On Monday, Sens. John McCain (R-AZ) and Chris Coons (D-DE) introduced their own immigration bill. However, unlike Hurd and Aguilar's, it fails to meet a number of the President’s demands.
The measure seeks to give DREAMers who have resided in the U.S. since December 31st, 2013 legal status and a path to citizenship - a group that will reportedly be larger than the 1.8 million people proposed in Trump’s plan.
The Wall Street Journal offers more details (emphasis mine):
Aiming to tighten border security, their bill calls for the Homeland Security Department to devise a strategy for situational awareness and operational control of the border by 2020. The bill would provide a $110 million annual grant for five years to improve coordination between border-patrol agents and state and local law-enforcement officials. It wouldn’t, however, direct any funding for border technology or the more-controversial barriers or wall that Mr. Trump wants.

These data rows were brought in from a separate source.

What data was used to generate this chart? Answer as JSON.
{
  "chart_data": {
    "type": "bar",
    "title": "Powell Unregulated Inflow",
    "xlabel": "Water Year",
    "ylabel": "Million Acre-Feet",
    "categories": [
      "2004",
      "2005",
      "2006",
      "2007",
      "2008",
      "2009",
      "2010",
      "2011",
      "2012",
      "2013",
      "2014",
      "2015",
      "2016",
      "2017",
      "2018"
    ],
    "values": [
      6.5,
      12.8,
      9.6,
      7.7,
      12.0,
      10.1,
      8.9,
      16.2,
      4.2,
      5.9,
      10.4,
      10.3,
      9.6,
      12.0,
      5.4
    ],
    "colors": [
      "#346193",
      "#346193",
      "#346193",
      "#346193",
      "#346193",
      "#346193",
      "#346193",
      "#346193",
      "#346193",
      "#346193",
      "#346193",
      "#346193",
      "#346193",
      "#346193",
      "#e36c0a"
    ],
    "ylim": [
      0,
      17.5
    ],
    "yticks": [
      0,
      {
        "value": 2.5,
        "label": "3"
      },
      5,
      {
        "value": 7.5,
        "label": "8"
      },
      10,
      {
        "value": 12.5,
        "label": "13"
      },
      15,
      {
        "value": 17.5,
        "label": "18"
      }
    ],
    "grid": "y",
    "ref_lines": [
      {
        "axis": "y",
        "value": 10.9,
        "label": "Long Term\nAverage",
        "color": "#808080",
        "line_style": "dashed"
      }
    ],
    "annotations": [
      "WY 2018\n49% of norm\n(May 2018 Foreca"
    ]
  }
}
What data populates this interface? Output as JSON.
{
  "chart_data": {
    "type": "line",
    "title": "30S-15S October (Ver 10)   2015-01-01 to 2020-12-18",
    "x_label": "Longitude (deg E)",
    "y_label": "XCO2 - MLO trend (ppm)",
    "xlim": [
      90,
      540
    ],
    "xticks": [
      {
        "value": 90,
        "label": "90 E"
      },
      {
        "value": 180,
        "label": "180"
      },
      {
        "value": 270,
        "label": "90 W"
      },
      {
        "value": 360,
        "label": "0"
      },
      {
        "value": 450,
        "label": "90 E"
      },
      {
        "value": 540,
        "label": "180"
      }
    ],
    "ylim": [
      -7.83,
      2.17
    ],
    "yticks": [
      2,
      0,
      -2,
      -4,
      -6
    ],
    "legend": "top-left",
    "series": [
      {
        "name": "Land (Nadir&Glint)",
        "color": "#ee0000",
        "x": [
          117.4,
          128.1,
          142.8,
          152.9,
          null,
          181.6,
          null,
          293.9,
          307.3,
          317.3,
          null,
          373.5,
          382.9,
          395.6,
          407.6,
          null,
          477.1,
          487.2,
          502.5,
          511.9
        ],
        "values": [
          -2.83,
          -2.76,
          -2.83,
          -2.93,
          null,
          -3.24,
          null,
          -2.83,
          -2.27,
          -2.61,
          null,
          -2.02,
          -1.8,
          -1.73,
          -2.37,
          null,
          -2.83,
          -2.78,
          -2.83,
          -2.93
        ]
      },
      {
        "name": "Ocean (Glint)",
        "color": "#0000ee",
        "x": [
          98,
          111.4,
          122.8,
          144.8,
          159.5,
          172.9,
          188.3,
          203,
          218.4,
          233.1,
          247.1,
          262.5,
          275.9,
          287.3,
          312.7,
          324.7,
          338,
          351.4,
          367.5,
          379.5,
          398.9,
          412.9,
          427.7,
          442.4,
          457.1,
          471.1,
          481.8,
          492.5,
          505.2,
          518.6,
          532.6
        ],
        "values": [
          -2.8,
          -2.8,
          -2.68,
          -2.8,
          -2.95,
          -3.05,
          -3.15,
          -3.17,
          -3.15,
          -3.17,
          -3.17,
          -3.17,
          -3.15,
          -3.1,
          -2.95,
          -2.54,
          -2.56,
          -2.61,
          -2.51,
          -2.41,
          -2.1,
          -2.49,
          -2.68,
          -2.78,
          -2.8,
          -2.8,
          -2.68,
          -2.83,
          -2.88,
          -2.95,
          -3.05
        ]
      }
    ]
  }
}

The legislation also calls for clearing a backlog in the immigration-court system by hiring 55 new judges per year, as well as dozens of staff attorneys, for three years. The bill would also direct the State Department to submit a three-year strategy aimed at addressing the underlying causes of immigration from Central America to the U.S. Many Central Americans try to enter the U.S. illegally because of severe drug gang violence in their home countries.
In response to McCain and Coons’ proposal, the president sent out this warning:
Any deal on DACA that does not include STRONG border security and the desperately needed WALL is a total waste of time. March 5th is rapidly approaching and the Dems seem not to care about DACA. Make a deal!— Donald J. Trump (@realDonaldTrump) February 5, 2018
Congressional Republicans will likely have a similar response to the bill.
With a potential deadline fast approaching, what changes are you hoping to see to our immigration system, and how would you like the president to handle the millions of "DREAMers" currently residing in our country?